Thursday, February 21, 2019

A Work Critical of the Book of Mormon Being the Instrumental Means of George Laub's Conversion to the Gospel

Commenting on his conversion

Then came along the Book Called Priest's American Antiquities. I opend to the place and page where he speeks of an angel coming to visit or rather of Joseph Smith finding the golden plates or the Book of mormon being Showed to him by an angel. But however I was struck with Such a Sensation of fe[e]ling that it was the work of God the Spirit run through my veins as a Shock of Electric and I never rested till I Saw the Book and heard the first, Elder, Erast[u]s snow, Preach, then Elder Elisha H. Davis. The Seccond time I was fully convinced by the Spirit that it was the work of God. (Eugene England, "George Laub's Nauvoo Journal," BYU Studies Quarterly, Vol. 18 no. 2 [1978]:151-78, here, pp. 155-6)

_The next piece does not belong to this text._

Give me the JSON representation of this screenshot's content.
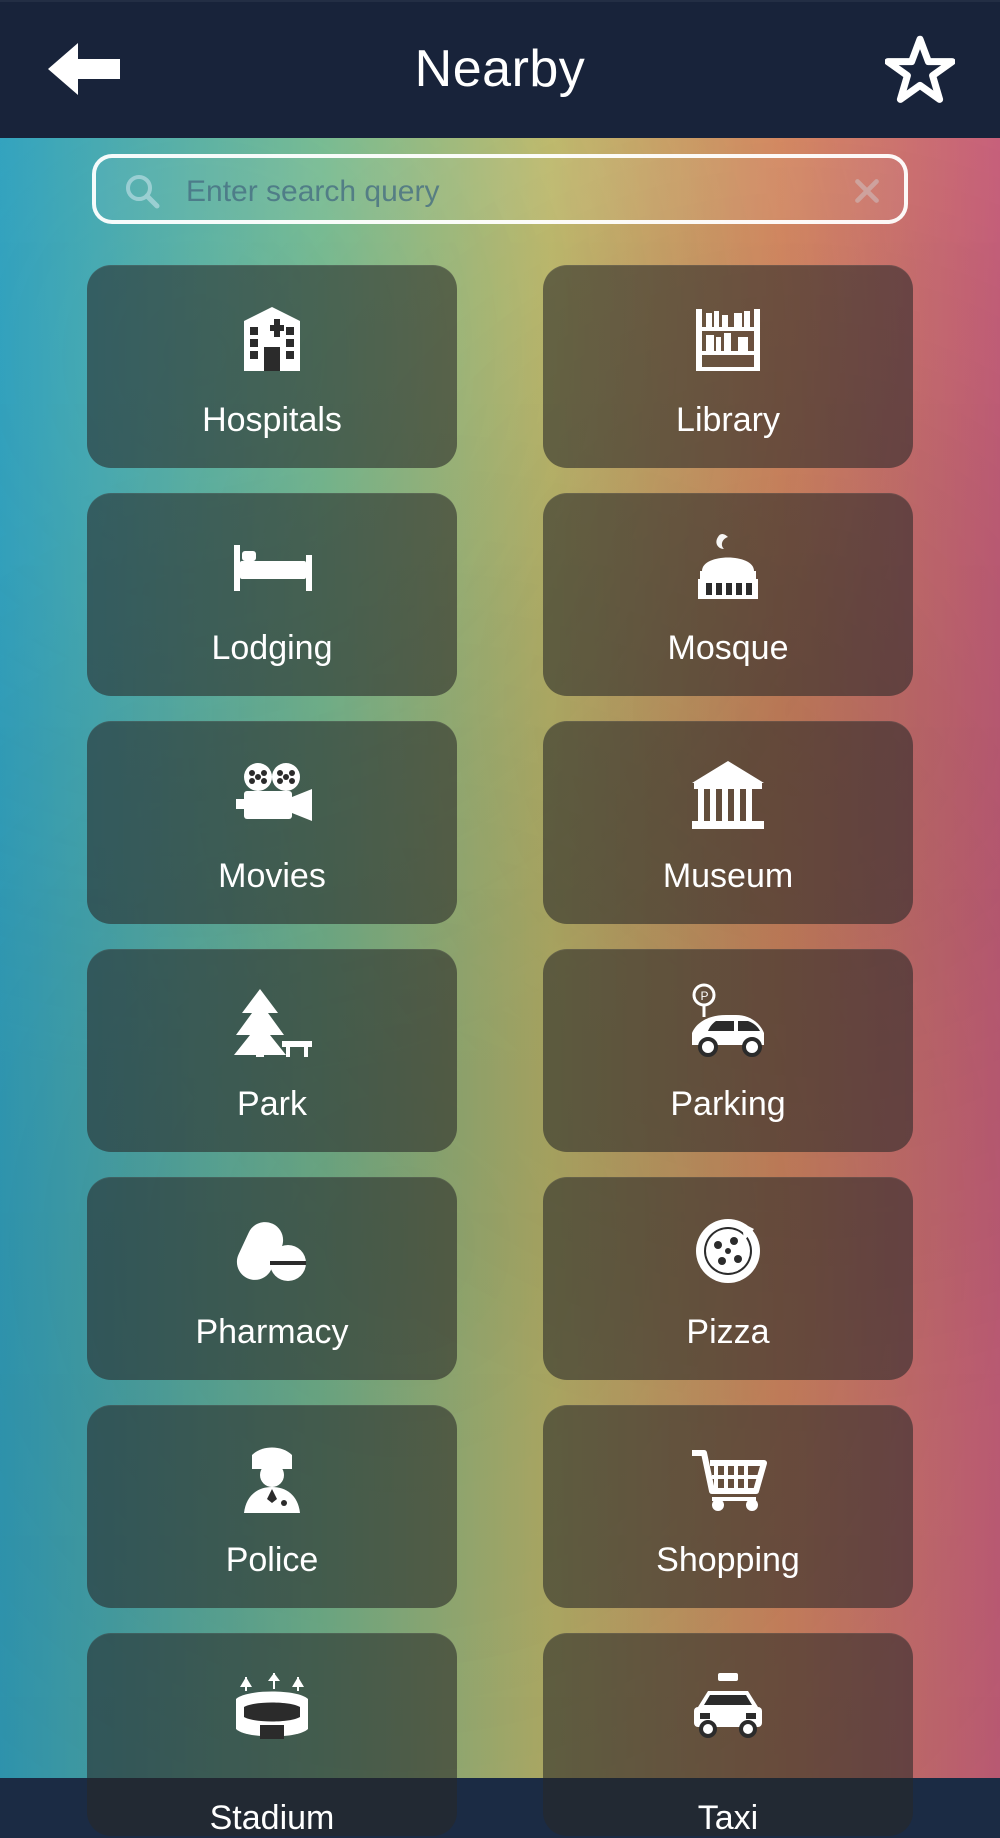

What is rather interesting is that Josiah Priest’s book was critical of the veracity of the Book of Mormon, and yet, it was used as an instrument by which Laub was converted to the truthfulness thereof! As England wrote in a note (Ibid., 155 n. 5):

Josiah Priest's American Antiquities (Albany, N.Y.: Hoffman and White, 1830) was immensely popular in the 1830s, going through a number of editions of many thousands of copies. It catalogues various kinds of evidence that "America was, anciently, inhabited with partially civilized and agricultural nations, surpassing in numbers its present population" and that these inhabitants were in part immigrants that included "Asiatic nations, very soon after the flood," and also "Polynesians, . . . Phoenicians, . . . Israelites . . . ," etc. The passage that Laub is apparently referring to, on page 76 of the fifth edition (1835), mentions "the Mormonites, who pretend to have discovered a book with golden leaves, in which is the history of the American Jews, and their leader, Mormon, who came hither more than 2,000 years ago."


It is often said that God can draw a straight line with a crooked stick. I think this is a powerful example of such.